Já os Punch hondurenhos foram originalmente manufaturados em Tampa
(Flórida, EUA) e transferidos para Honduras (em 1969). Os destaques são
o Punch Double Corona e o Punch Churchill, considerados entre os
melhores do mundo. Há também o Corona Gorda Punch Punch, um clássico
da marca.
Formatos: Churchill, Corona, Double Corona, Punch Punch (corona
gorda ), todos cubanos.

Romeo
y Julieta
Uma das marcas que possui grande variedades de charutos:
51 tipos.
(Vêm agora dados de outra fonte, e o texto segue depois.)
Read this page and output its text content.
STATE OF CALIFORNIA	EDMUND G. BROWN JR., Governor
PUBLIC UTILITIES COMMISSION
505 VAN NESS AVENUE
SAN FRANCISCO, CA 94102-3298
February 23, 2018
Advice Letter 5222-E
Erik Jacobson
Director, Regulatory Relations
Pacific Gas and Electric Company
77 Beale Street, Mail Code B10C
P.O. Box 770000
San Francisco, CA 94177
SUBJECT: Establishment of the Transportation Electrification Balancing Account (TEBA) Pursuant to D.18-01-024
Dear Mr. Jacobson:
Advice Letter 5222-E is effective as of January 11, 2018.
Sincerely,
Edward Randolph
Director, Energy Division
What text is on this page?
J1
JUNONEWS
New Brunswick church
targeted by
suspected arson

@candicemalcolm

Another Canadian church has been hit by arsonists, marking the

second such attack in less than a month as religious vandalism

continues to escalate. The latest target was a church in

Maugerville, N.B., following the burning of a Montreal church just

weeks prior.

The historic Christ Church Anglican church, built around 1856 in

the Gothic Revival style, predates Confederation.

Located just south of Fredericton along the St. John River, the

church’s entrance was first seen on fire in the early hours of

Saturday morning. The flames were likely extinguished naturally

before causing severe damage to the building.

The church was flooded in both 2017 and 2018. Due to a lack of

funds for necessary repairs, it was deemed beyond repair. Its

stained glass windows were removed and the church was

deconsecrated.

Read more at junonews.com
Produzidos em Cuba e na República Dominicana, a marca
foi fundada em 1903 pelo espanhol dom Inocencio Alvarez, conhecido
como don Pepín. Os dominicanos, mais suaves, são cuidadosamente
confeccionados por Benjamin Menendez, da Manufactura de Tabacos S.A. O
tipo mais consumido é o Romeo y Julieta Churchill – homenagem a
Winston Churchill, grande aficcionado. O problema em relação à grande
diversidade de charutos é que nem todos têm a mesma qualidade.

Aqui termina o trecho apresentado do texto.